La muchacha rechazó el abrazo de su hermano.

—No. Estoy contigo. ¡Estoy contigo sin dudarlo! Por los otros, sobre todo por Jinny. ¡Tenemos que salvar a Jinny!

Raymond hizo una breve pausa.

—Entonces, ¿seguiremos adelante? —preguntó.

—Sí.

—Bien. Te diré cuál es mi plan...

Inclinó la cabeza hasta la de su hermana y habló en voz baja.

Capítulo II

La señorita Sarah King, licenciada en medicina, estaba de pie junto a la mesa de la sala de lectura del Hotel Salomón de Jerusalén, removiendo distraídamente los periódicos y revistas. Tenía el ceño fruncido y parecía preocupada.

Un caballero francés, alto y de mediana edad, entró en la sala procedente del vestíbulo y la observó durante un momento antes de acercarse y colocarse al otro lado de la mesa. Cuando sus ojos se encontraron, Sarah esbozó una leve sonrisa, indicando con ello que lo había reconocido. Recordaba que aquel hombre la había ayudado durante el viaje desde El Cairo y que, al no aparecer ningún mozo en la estación, había cargado con una de sus maletas.
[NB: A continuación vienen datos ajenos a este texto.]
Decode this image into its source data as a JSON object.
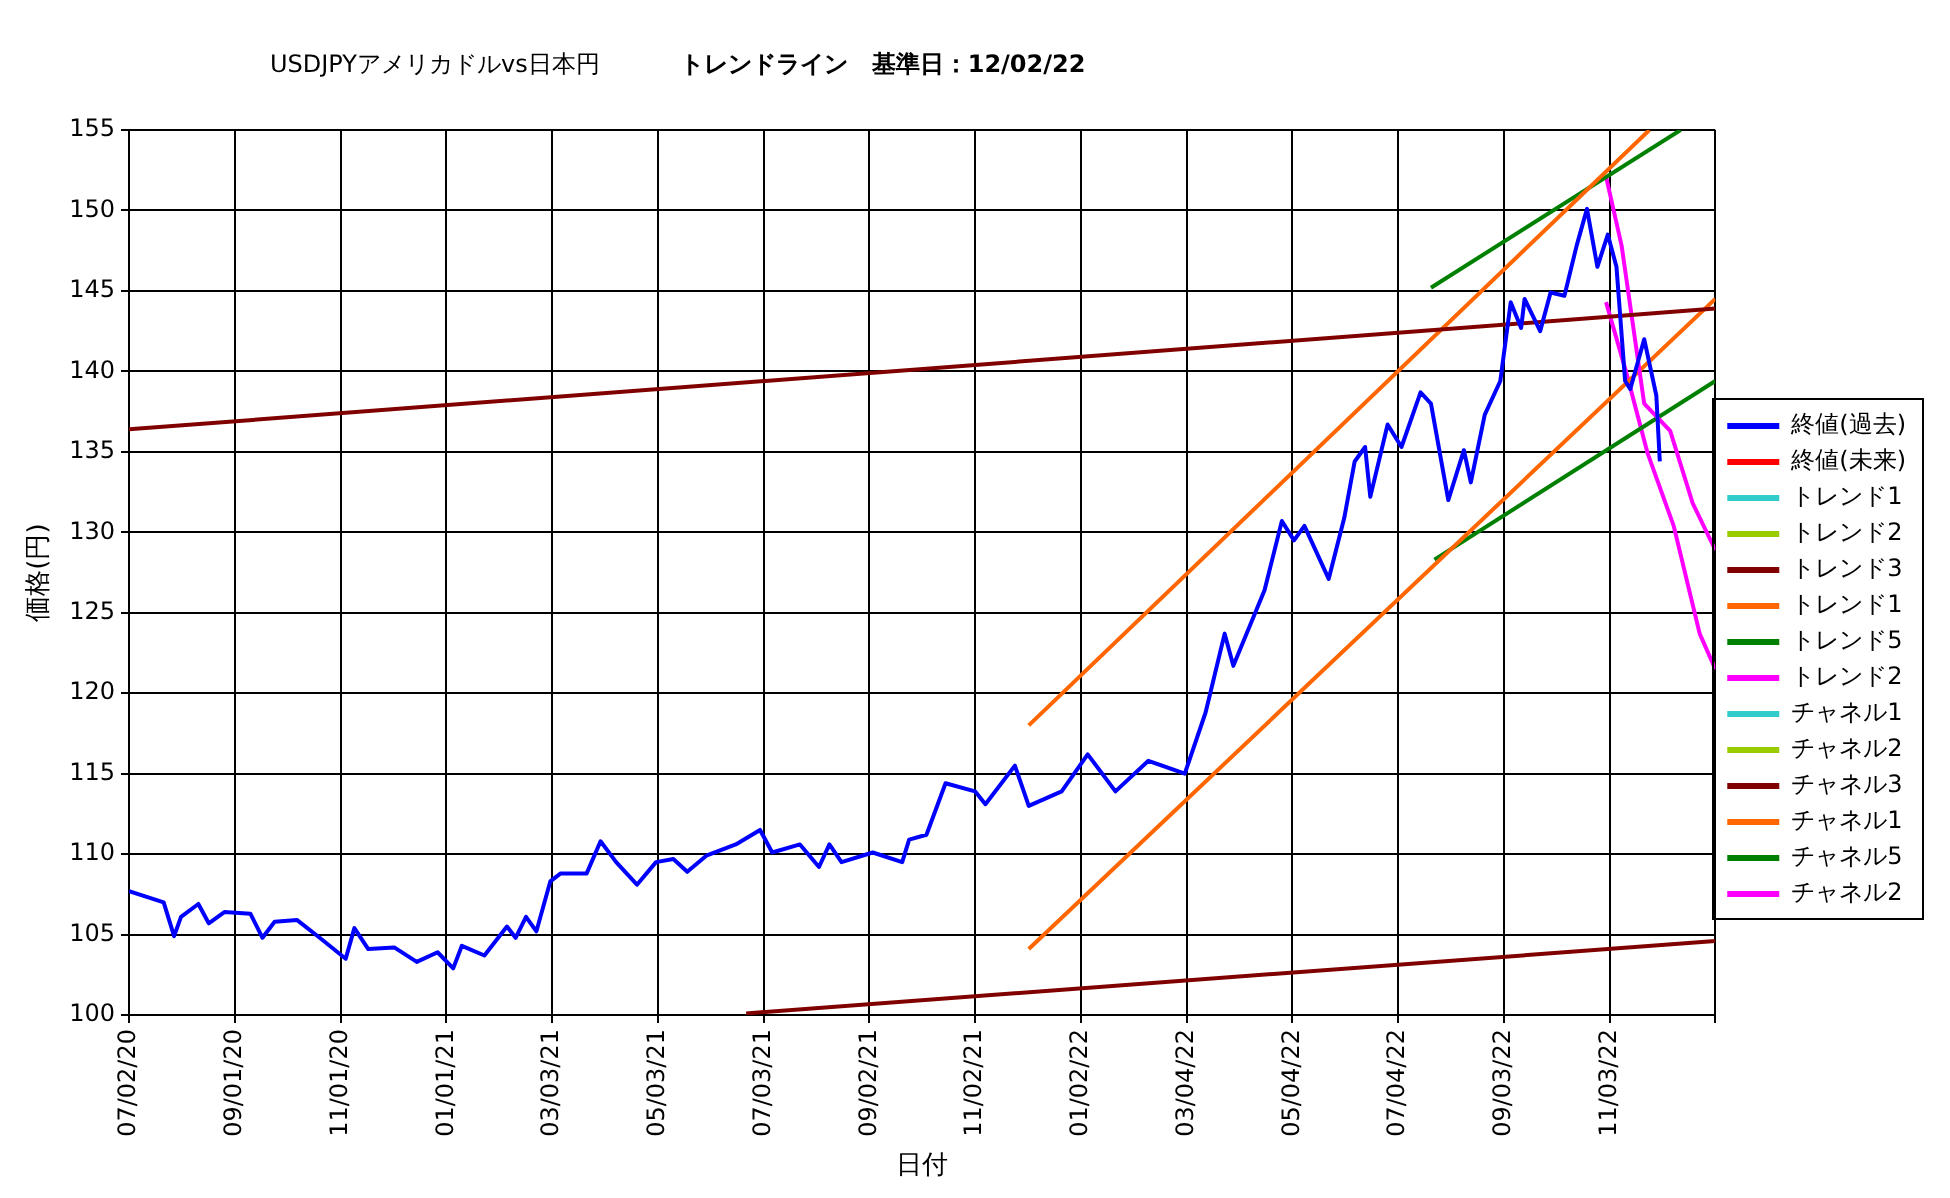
{
  "chart_data": {
    "type": "line",
    "title": "USDJPYアメリカドルvs日本円",
    "subtitle": "トレンドライン　基準日：12/02/22",
    "xlabel": "日付",
    "ylabel": "価格(円)",
    "xlim": [
      "2020-07-02",
      "2023-01-03"
    ],
    "xticks": [
      {
        "value": "2020-07-02",
        "label": "07/02/20"
      },
      {
        "value": "2020-09-01",
        "label": "09/01/20"
      },
      {
        "value": "2020-11-01",
        "label": "11/01/20"
      },
      {
        "value": "2021-01-01",
        "label": "01/01/21"
      },
      {
        "value": "2021-03-03",
        "label": "03/03/21"
      },
      {
        "value": "2021-05-03",
        "label": "05/03/21"
      },
      {
        "value": "2021-07-03",
        "label": "07/03/21"
      },
      {
        "value": "2021-09-02",
        "label": "09/02/21"
      },
      {
        "value": "2021-11-02",
        "label": "11/02/21"
      },
      {
        "value": "2022-01-02",
        "label": "01/02/22"
      },
      {
        "value": "2022-03-04",
        "label": "03/04/22"
      },
      {
        "value": "2022-05-04",
        "label": "05/04/22"
      },
      {
        "value": "2022-07-04",
        "label": "07/04/22"
      },
      {
        "value": "2022-09-03",
        "label": "09/03/22"
      },
      {
        "value": "2022-11-03",
        "label": "11/03/22"
      },
      {
        "value": "2023-01-03",
        "label": null
      }
    ],
    "ylim": [
      100,
      155
    ],
    "yticks": [
      100,
      105,
      110,
      115,
      120,
      125,
      130,
      135,
      140,
      145,
      150,
      155
    ],
    "grid": true,
    "legend": "right",
    "marker": "none",
    "series": [
      {
        "name": "終値(過去)",
        "color": "#0000ff",
        "x": [
          "2020-07-02",
          "2020-07-22",
          "2020-07-28",
          "2020-08-01",
          "2020-08-11",
          "2020-08-17",
          "2020-08-26",
          "2020-09-10",
          "2020-09-17",
          "2020-09-24",
          "2020-10-07",
          "2020-10-20",
          "2020-11-04",
          "2020-11-09",
          "2020-11-17",
          "2020-12-02",
          "2020-12-15",
          "2020-12-27",
          "2021-01-05",
          "2021-01-10",
          "2021-01-23",
          "2021-02-05",
          "2021-02-10",
          "2021-02-16",
          "2021-02-22",
          "2021-03-02",
          "2021-03-08",
          "2021-03-23",
          "2021-03-31",
          "2021-04-09",
          "2021-04-21",
          "2021-05-02",
          "2021-05-12",
          "2021-05-20",
          "2021-05-31",
          "2021-06-17",
          "2021-07-01",
          "2021-07-08",
          "2021-07-24",
          "2021-08-04",
          "2021-08-10",
          "2021-08-17",
          "2021-09-04",
          "2021-09-21",
          "2021-09-25",
          "2021-10-05",
          "2021-10-16",
          "2021-11-02",
          "2021-11-08",
          "2021-11-25",
          "2021-12-03",
          "2021-12-22",
          "2022-01-06",
          "2022-01-22",
          "2022-02-10",
          "2022-03-03",
          "2022-03-15",
          "2022-03-26",
          "2022-03-31",
          "2022-04-18",
          "2022-04-28",
          "2022-05-05",
          "2022-05-11",
          "2022-05-25",
          "2022-06-03",
          "2022-06-09",
          "2022-06-15",
          "2022-06-18",
          "2022-06-28",
          "2022-07-06",
          "2022-07-17",
          "2022-07-23",
          "2022-08-02",
          "2022-08-11",
          "2022-08-15",
          "2022-08-23",
          "2022-09-01",
          "2022-09-07",
          "2022-09-13",
          "2022-09-15",
          "2022-09-24",
          "2022-09-30",
          "2022-10-08",
          "2022-10-15",
          "2022-10-21",
          "2022-10-27",
          "2022-11-02",
          "2022-11-07",
          "2022-11-12",
          "2022-11-15",
          "2022-11-23",
          "2022-11-30",
          "2022-12-02"
        ],
        "values": [
          107.7,
          107.0,
          104.9,
          106.1,
          106.9,
          105.7,
          106.4,
          106.3,
          104.8,
          105.8,
          105.9,
          104.8,
          103.5,
          105.4,
          104.1,
          104.2,
          103.3,
          103.9,
          102.9,
          104.3,
          103.7,
          105.5,
          104.8,
          106.1,
          105.2,
          108.3,
          108.8,
          108.8,
          110.8,
          109.5,
          108.1,
          109.5,
          109.7,
          108.9,
          109.9,
          110.6,
          111.5,
          110.1,
          110.6,
          109.2,
          110.6,
          109.5,
          110.1,
          109.5,
          110.9,
          111.2,
          114.4,
          113.9,
          113.1,
          115.5,
          113.0,
          113.9,
          116.2,
          113.9,
          115.8,
          115.0,
          118.8,
          123.7,
          121.7,
          126.4,
          130.7,
          129.5,
          130.4,
          127.1,
          130.9,
          134.4,
          135.3,
          132.2,
          136.7,
          135.3,
          138.7,
          138.0,
          132.0,
          135.1,
          133.1,
          137.3,
          139.4,
          144.3,
          142.7,
          144.5,
          142.5,
          144.9,
          144.7,
          147.8,
          150.1,
          146.5,
          148.5,
          146.5,
          139.4,
          138.9,
          142.0,
          138.5,
          134.4
        ]
      },
      {
        "name": "終値(未来)",
        "color": "#ff0000"
      },
      {
        "name": "トレンド1",
        "color": "#33cccc"
      },
      {
        "name": "トレンド2",
        "color": "#99cc00"
      },
      {
        "name": "トレンド3",
        "color": "#800000",
        "x": [
          "2020-07-02",
          "2023-01-03"
        ],
        "values": [
          136.4,
          143.9
        ]
      },
      {
        "name": "トレンド1",
        "color": "#ff6600",
        "x": [
          "2021-12-03",
          "2022-11-26"
        ],
        "values": [
          118.0,
          155.0
        ]
      },
      {
        "name": "トレンド5",
        "color": "#008000",
        "x": [
          "2022-07-23",
          "2022-12-14"
        ],
        "values": [
          145.2,
          155.0
        ]
      },
      {
        "name": "トレンド2",
        "color": "#ff00ff",
        "x": [
          "2022-11-01",
          "2022-11-10",
          "2022-11-23",
          "2022-12-08",
          "2022-12-21",
          "2023-01-03"
        ],
        "values": [
          152.1,
          147.8,
          138.0,
          136.3,
          131.8,
          128.9
        ]
      },
      {
        "name": "チャネル1",
        "color": "#33cccc"
      },
      {
        "name": "チャネル2",
        "color": "#99cc00"
      },
      {
        "name": "チャネル3",
        "color": "#800000",
        "x": [
          "2021-06-23",
          "2023-01-03"
        ],
        "values": [
          100.1,
          104.6
        ]
      },
      {
        "name": "チャネル1",
        "color": "#ff6600",
        "x": [
          "2021-12-03",
          "2023-01-03"
        ],
        "values": [
          104.1,
          144.5
        ]
      },
      {
        "name": "チャネル5",
        "color": "#008000",
        "x": [
          "2022-07-25",
          "2023-01-03"
        ],
        "values": [
          128.3,
          139.4
        ]
      },
      {
        "name": "チャネル2",
        "color": "#ff00ff",
        "x": [
          "2022-11-01",
          "2022-11-13",
          "2022-11-25",
          "2022-12-10",
          "2022-12-25",
          "2023-01-03"
        ],
        "values": [
          144.3,
          139.8,
          134.9,
          130.4,
          123.7,
          121.5
        ]
      }
    ]
  }
}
—¿Le gusta Jerusalén? —preguntó el doctor Gerard después de que hubieran intercambiado los correspondientes saludos.

—En algunos sentidos, me parece terrible —dijo Sarah. Y añadió—: la religión es muy extraña.

El francés parecía divertido.

—Comprendo lo que quiere decir. —Su inglés era casi perfecto—. ¡Todas las sectas imaginables enzarzadas en luchas y disputas constantes!

—¡Y también los horribles edificios que han levantado! —dijo Sarah.

—Sí, es cierto. Sarah suspiró.

—Hoy me han echado de un sitio porque llevaba un vestido sin mangas —dijo tristemente—. Al Todopoderoso no le gustan mis brazos, a pesar de haberlos creado Él mismo.

El doctor Gerard se echó a reír. Luego dijo:

—Iba a tomar café. ¿Quiere acompañarme, señorita..?

—Mi nombre es King. Sarah King.

—Y éste es el mío... Con su permiso —dijo sacando una tarjeta.

Sarah la cogió y, al leerla, sus ojos se abrieron con sorpresa y admiración.

—¿El doctor Theodore Gerard? ¡Estoy encantada de conocerle! He leído todos sus trabajos, por supuesto. Sus teorías sobre la esquizofrenia son enormemente interesantes.

—¿Por supuesto? —Gerard arqueó las cejas inquisitivamente.

Sarah se lo explicó con cierta timidez:

—Es que yo también estoy en camino de ser doctora, ¿sabe? Acabo de licenciarme en medicina.

—¡Ah! Ya veo.

El doctor Gerard encargó que les sirvieran el café y se sentaron en un extremo del comedor. El francés estaba menos interesado por los conocimientos médicos de Sarah que por los cabellos negros que se le rizaban sobre la frente y por su boca roja y bellamente formada. Le divertía la evidente admiración con que ella lo miraba.